Deskripsi Pekerjaan
Are you obsessed with uptime, performance, and building resilient systems at scale? NexusScale is looking for a Senior Site Reliability Engineer to join our core infrastructure team. In this role, you will bridge the gap between development and operations, ensuring our mission-critical services remain highly available and performant for millions of users worldwide.
You will work in a high-impact, cloud-native environment where you'll have the autonomy to architect solutions that define the future of our platform.
Tanggung Jawab
- Design, implement, and maintain highly available distributed systems on AWS and GCP.
- Automate infrastructure provisioning and configuration management using Terraform and Ansible.

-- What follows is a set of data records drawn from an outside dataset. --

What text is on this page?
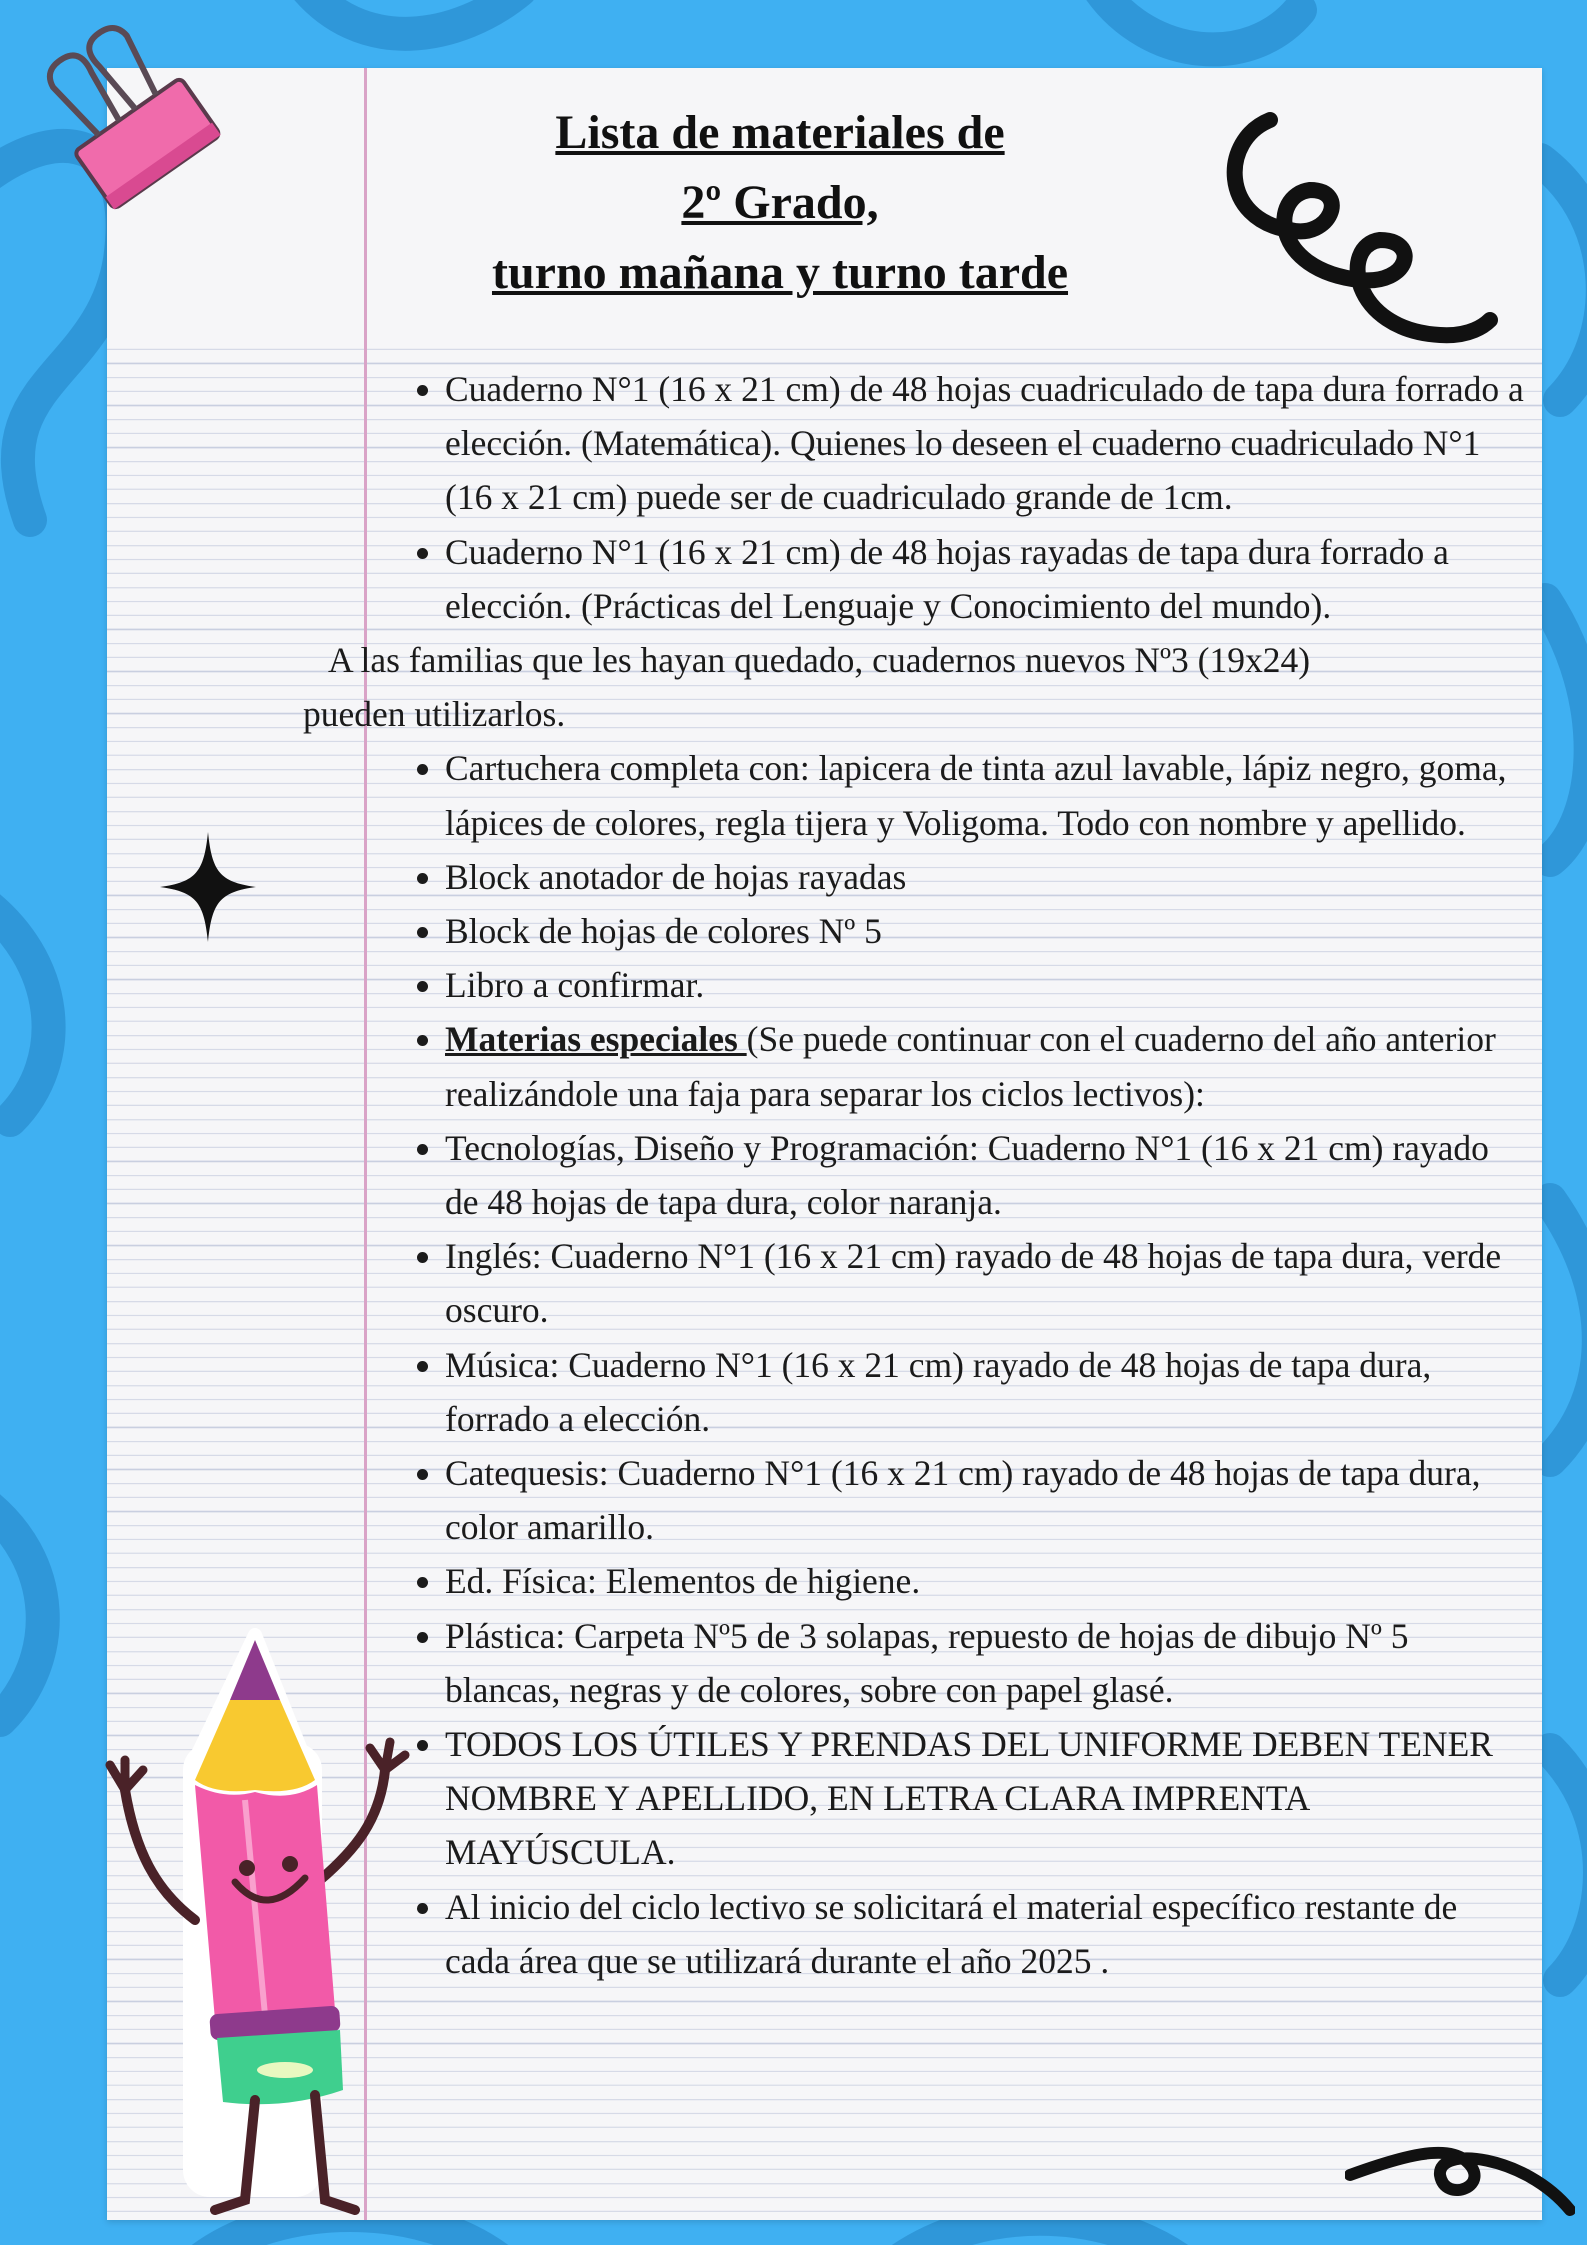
Lista de materiales de
2º Grado,
turno mañana y turno tarde
• Cuaderno N°1 (16 x 21 cm) de 48 hojas cuadriculado de tapa dura forrado a elección. (Matemática). Quienes lo deseen el cuaderno cuadriculado N°1 (16 x 21 cm) puede ser de cuadriculado grande de 1cm.
• Cuaderno N°1 (16 x 21 cm) de 48 hojas rayadas de tapa dura forrado a elección. (Prácticas del Lenguaje y Conocimiento del mundo).

A las familias que les hayan quedado, cuadernos nuevos Nº3 (19x24) pueden utilizarlos.

• Cartuchera completa con: lapicera de tinta azul lavable, lápiz negro, goma, lápices de colores, regla tijera y Voligoma. Todo con nombre y apellido.
• Block anotador de hojas rayadas
• Block de hojas de colores Nº 5
• Libro a confirmar.
• Materias especiales (Se puede continuar con el cuaderno del año anterior realizándole una faja para separar los ciclos lectivos):
• Tecnologías, Diseño y Programación: Cuaderno N°1 (16 x 21 cm) rayado de 48 hojas de tapa dura, color naranja.
• Inglés: Cuaderno N°1 (16 x 21 cm) rayado de 48 hojas de tapa dura, verde oscuro.
• Música: Cuaderno N°1 (16 x 21 cm) rayado de 48 hojas de tapa dura, forrado a elección.
• Catequesis: Cuaderno N°1 (16 x 21 cm) rayado de 48 hojas de tapa dura, color amarillo.
• Ed. Física: Elementos de higiene.
• Plástica: Carpeta Nº5 de 3 solapas, repuesto de hojas de dibujo Nº 5 blancas, negras y de colores, sobre con papel glasé.
• TODOS LOS ÚTILES Y PRENDAS DEL UNIFORME DEBEN TENER NOMBRE Y APELLIDO, EN LETRA CLARA IMPRENTA MAYÚSCULA.
• Al inicio del ciclo lectivo se solicitará el material específico restante de cada área que se utilizará durante el año 2025 .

- Champion SRE best practices, including error budgets, incident response, and post-mortems.
- Scale our container orchestration platform (Kubernetes) to support rapid service growth.
- Improve system observability through advanced logging, monitoring, and tracing stacks (Datadog, Prometheus, Grafana).
- Collaborate with cross-functional engineering teams to optimize application performance and latency.
- Manage capacity planning and perform proactive performance tuning for critical backend services.
Kualifikasi
- 5+ years of experience in SRE, DevOps, or high-scale systems engineering.
- Deep proficiency in Kubernetes, including cluster management and troubleshooting.
- Strong development skills in Go, Python, or Java with a focus on writing maintainable automation scripts.
- Extensive experience with Infrastructure as Code (IaC) tooling, specifically Terraform.
- Proven expertise in managing large-scale production environments in cloud providers (AWS/GCP/Azure).
- Strong understanding of Linux internals, networking, and security best practices.
- Ability to participate in an on-call rotation and lead complex incident resolution processes.